Like the artist, Ryman Auditorium shares many personalities. Come to it five shows in a row and you’ll likely see five different things: one night a rock star, another an Opry legend, the next a comedian. It’s not that many weeks ago we watched a southern rock show in those storied halls that was so raucous the floors literally shook the entire night. Last night, with Spektor, it was an evening to sit close with a couple thousand fellow fans and savor the performer’s spirit.
Much of the show was purposefully minimal—just Spektor’s own piano or keyboard playing to accompany her. In fact, show opener “Ain’t No Cover” was as minimal as you can get—acapella—with a Spektor tapping out a slight rhythm on the microphone. She instantly had everyone’s focus as only a few words into the song, you could hear a pin drop in the cavernous venue. Moving to a grand piano, Spektor wove through a group of songs that included “Becoming All Alone” and “Loveology” from her latest album, Home, Before and After, as well as older works like “Folding Chair,” and the crowd-favorite, “Baby Jesus.” Here, the storytelling side of Spektor shined bright.
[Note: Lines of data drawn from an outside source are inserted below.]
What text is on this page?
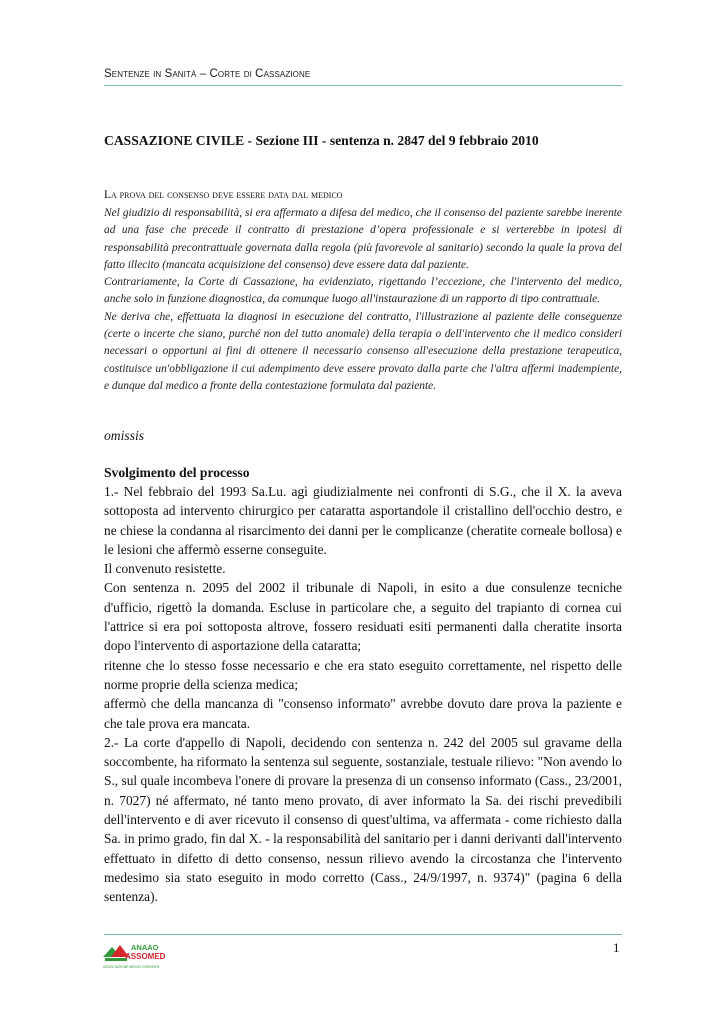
Sentenze in Sanità – Corte di Cassazione
CASSAZIONE CIVILE - Sezione III - sentenza n. 2847 del 9 febbraio 2010
La prova del consenso deve essere data dal medico

Nel giudizio di responsabilità, si era affermato a difesa del medico, che il consenso del paziente sarebbe inerente ad una fase che precede il contratto di prestazione d’opera professionale e si verterebbe in ipotesi di responsabilità precontrattuale governata dalla regola (più favorevole al sanitario) secondo la quale la prova del fatto illecito (mancata acquisizione del consenso) deve essere data dal paziente.

Contrariamente, la Corte di Cassazione, ha evidenziato, rigettando l’eccezione, che l'intervento del medico, anche solo in funzione diagnostica, da comunque luogo all'instaurazione di un rapporto di tipo contrattuale.

Ne deriva che, effettuata la diagnosi in esecuzione del contratto, l'illustrazione al paziente delle conseguenze (certe o incerte che siano, purché non del tutto anomale) della terapia o dell'intervento che il medico consideri necessari o opportuni ai fini di ottenere il necessario consenso all'esecuzione della prestazione terapeutica, costituisce un'obbligazione il cui adempimento deve essere provato dalla parte che l'altra affermi inadempiente, e dunque dal medico a fronte della contestazione formulata dal paziente.

omissis
Svolgimento del processo

1.- Nel febbraio del 1993 Sa.Lu. agì giudizialmente nei confronti di S.G., che il X. la aveva sottoposta ad intervento chirurgico per cataratta asportandole il cristallino dell'occhio destro, e ne chiese la condanna al risarcimento dei danni per le complicanze (cheratite corneale bollosa) e le lesioni che affermò esserne conseguite.

Il convenuto resistette.

Con sentenza n. 2095 del 2002 il tribunale di Napoli, in esito a due consulenze tecniche d'ufficio, rigettò la domanda. Escluse in particolare che, a seguito del trapianto di cornea cui l'attrice si era poi sottoposta altrove, fossero residuati esiti permanenti dalla cheratite insorta dopo l'intervento di asportazione della cataratta;

ritenne che lo stesso fosse necessario e che era stato eseguito correttamente, nel rispetto delle norme proprie della scienza medica;

affermò che della mancanza di "consenso informato" avrebbe dovuto dare prova la paziente e che tale prova era mancata.

2.- La corte d'appello di Napoli, decidendo con sentenza n. 242 del 2005 sul gravame della soccombente, ha riformato la sentenza sul seguente, sostanziale, testuale rilievo: "Non avendo lo S., sul quale incombeva l'onere di provare la presenza di un consenso informato (Cass., 23/2001, n. 7027) né affermato, né tanto meno provato, di aver informato la Sa. dei rischi prevedibili dell'intervento e di aver ricevuto il consenso di quest'ultima, va affermata - come richiesto dalla Sa. in primo grado, fin dal X. - la responsabilità del sanitario per i danni derivanti dall'intervento effettuato in difetto di detto consenso, nessun rilievo avendo la circostanza che l'intervento medesimo sia stato eseguito in modo corretto (Cass., 24/9/1997, n. 9374)" (pagina 6 della sentenza).

ANAAO
ASSOMED
ASSOCIAZIONE MEDICI DIRIGENTI
1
Moving to a keyboard, we next got the back-to-back of “Poor Little Rich Boy” and “Ballad of a Politician,” two songs that are particularly good at showcasing Spektor’s knack for weaving commentary into her lyrics. Proving that she does not have to be confined to playing the keys, Spektor later took to guitar for fierce versions of “Bobbing For Apples” and “That Time.” Spektor used the time on guitar well, proving that she would be equally comfortable making any form of pop–perhaps even rock–music.
While the crowd watched with eager anticipation and hung on each sung word, the biggest thrills were saved for the end of the night. First up was a surprise guest. Living up to the saying that you never know what might happen at The Ryman, the audience roared as Spektor introduced her friend, Ben Folds. With Folds taking over on piano, the duo revisited the song they shared on the Hamilton Mixtape, “Dear Theodosia.” It was an interesting contrast to hear Spektor working with a fellow artist versus the rest of the set’s solo performances. She transitioned into the duet so well that it just felt natural—not a forced moment just for the sake of having a guest appearance. The pair could have sang together for hours and not one person would have objected.
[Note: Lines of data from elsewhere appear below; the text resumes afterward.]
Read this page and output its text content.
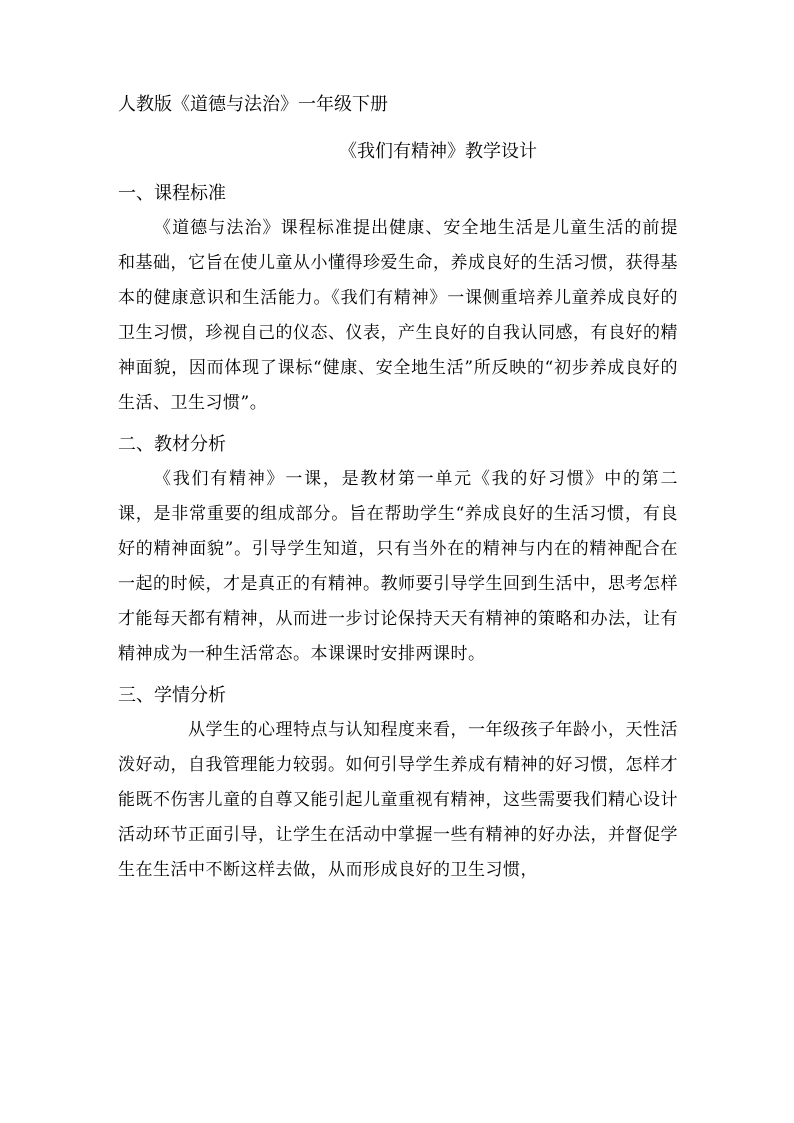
人教版《道德与法治》一年级下册
《我们有精神》教学设计
一、课程标准

《道德与法治》课程标准提出健康、安全地生活是儿童生活的前提和基础，它旨在使儿童从小懂得珍爱生命，养成良好的生活习惯，获得基本的健康意识和生活能力。《我们有精神》一课侧重培养儿童养成良好的卫生习惯，珍视自己的仪态、仪表，产生良好的自我认同感，有良好的精神面貌，因而体现了课标“健康、安全地生活”所反映的“初步养成良好的生活、卫生习惯”。

二、教材分析

《我们有精神》一课，是教材第一单元《我的好习惯》中的第二课，是非常重要的组成部分。旨在帮助学生“养成良好的生活习惯，有良好的精神面貌”。引导学生知道，只有当外在的精神与内在的精神配合在一起的时候，才是真正的有精神。教师要引导学生回到生活中，思考怎样才能每天都有精神，从而进一步讨论保持天天有精神的策略和办法，让有精神成为一种生活常态。本课课时安排两课时。

三、学情分析

从学生的心理特点与认知程度来看，一年级孩子年龄小，天性活泼好动，自我管理能力较弱。如何引导学生养成有精神的好习惯，怎样才能既不伤害儿童的自尊又能引起儿童重视有精神，这些需要我们精心设计活动环节正面引导，让学生在活动中掌握一些有精神的好办法，并督促学生在生活中不断这样去做，从而形成良好的卫生习惯，
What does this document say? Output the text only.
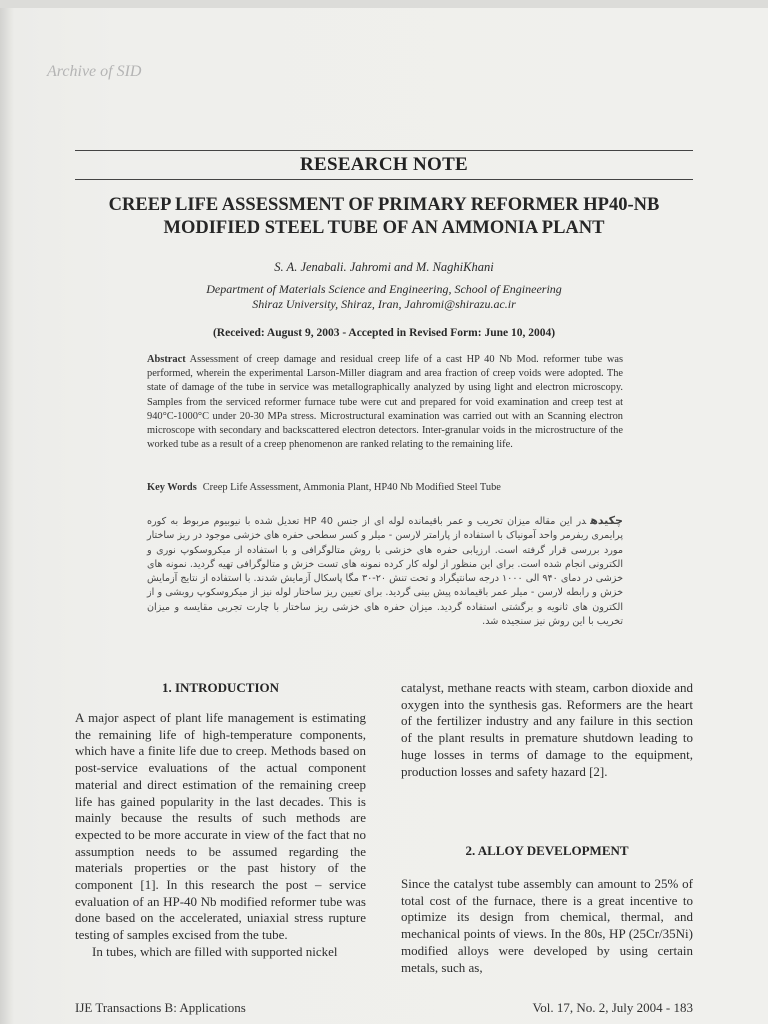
Archive of SID
RESEARCH NOTE
CREEP LIFE ASSESSMENT OF PRIMARY REFORMER HP40-NB
MODIFIED STEEL TUBE OF AN AMMONIA PLANT
S. A. Jenabali. Jahromi and M. NaghiKhani
Department of Materials Science and Engineering, School of Engineering
Shiraz University, Shiraz, Iran, Jahromi@shirazu.ac.ir
(Received: August 9, 2003 - Accepted in Revised Form: June 10, 2004)
Abstract Assessment of creep damage and residual creep life of a cast HP 40 Nb Mod. reformer tube was performed, wherein the experimental Larson-Miller diagram and area fraction of creep voids were adopted. The state of damage of the tube in service was metallographically analyzed by using light and electron microscopy. Samples from the serviced reformer furnace tube were cut and prepared for void examination and creep test at 940°C-1000°C under 20-30 MPa stress. Microstructural examination was carried out with an Scanning electron microscope with secondary and backscattered electron detectors. Inter-granular voids in the microstructure of the worked tube as a result of a creep phenomenon are ranked relating to the remaining life.
Key Words Creep Life Assessment, Ammonia Plant, HP40 Nb Modified Steel Tube
چکیدهدر این مقاله میزان تخریب و عمر باقیمانده لوله ای از جنس HP 40 تعدیل شده با نیوبیوم مربوط به کوره پرایمری ریفرمر واحد آمونیاک با استفاده از پارامتر لارسن - میلر و کسر سطحی حفره های خزشی موجود در ریز ساختار مورد بررسی قرار گرفته است. ارزیابی حفره های خزشی با روش متالوگرافی و با استفاده از میکروسکوپ نوری و الکترونی انجام شده است. برای این منظور از لوله کار کرده نمونه های تست خزش و متالوگرافی تهیه گردید. نمونه های خزشی در دمای ۹۴۰ الی ۱۰۰۰ درجه سانتیگراد و تحت تنش ۲۰-۳۰ مگا پاسکال آزمایش شدند. با استفاده از نتایج آزمایش خزش و رابطه لارسن - میلر عمر باقیمانده پیش بینی گردید. برای تعیین ریز ساختار لوله نیز از میکروسکوپ روبشی و از الکترون های ثانویه و برگشتی استفاده گردید. میزان حفره های خزشی ریز ساختار با چارت تجربی مقایسه و میزان تخریب با این روش نیز سنجیده شد.
1. INTRODUCTION

A major aspect of plant life management is estimating the remaining life of high-temperature components, which have a finite life due to creep. Methods based on post-service evaluations of the actual component material and direct estimation of the remaining creep life has gained popularity in the last decades. This is mainly because the results of such methods are expected to be more accurate in view of the fact that no assumption needs to be assumed regarding the materials properties or the past history of the component [1]. In this research the post – service evaluation of an HP-40 Nb modified reformer tube was done based on the accelerated, uniaxial stress rupture testing of samples excised from the tube.

In tubes, which are filled with supported nickel

catalyst, methane reacts with steam, carbon dioxide and oxygen into the synthesis gas. Reformers are the heart of the fertilizer industry and any failure in this section of the plant results in premature shutdown leading to huge losses in terms of damage to the equipment, production losses and safety hazard [2].

2. ALLOY DEVELOPMENT

Since the catalyst tube assembly can amount to 25% of total cost of the furnace, there is a great incentive to optimize its design from chemical, thermal, and mechanical points of views. In the 80s, HP (25Cr/35Ni) modified alloys were developed by using certain metals, such as,

IJE Transactions B: Applications	Vol. 17, No. 2, July 2004 - 183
Following the quick sit-in by Folds, Spektor returned to the keys to run through a string of hits including “On The Radio,” “Fidelity,” and for an encore, “Samson.” For these last songs, Spektor seemed to draw from a fresh well of vocal and stage energy to give her fans memorable versions of her most popular tracks.
And just like that, twenty-two songs later, Regina Spektor’s night at Ryman Auditorium was at a close. By the cheers and shouts for a second encore, you could tell it had ended much too soon for the room packed with Spektor’s faithful. Upon reflection it was a night of balance in multiple ways. We saw many sides of Spektor that you may not fully appreciate by just listening to her records. Additionally, we were given a perfectly balanced evening of music: a flowing setlist that held our attention, an exploration in songwriting to challenge our minds, and enough surprises and special moments to keep us on our toes.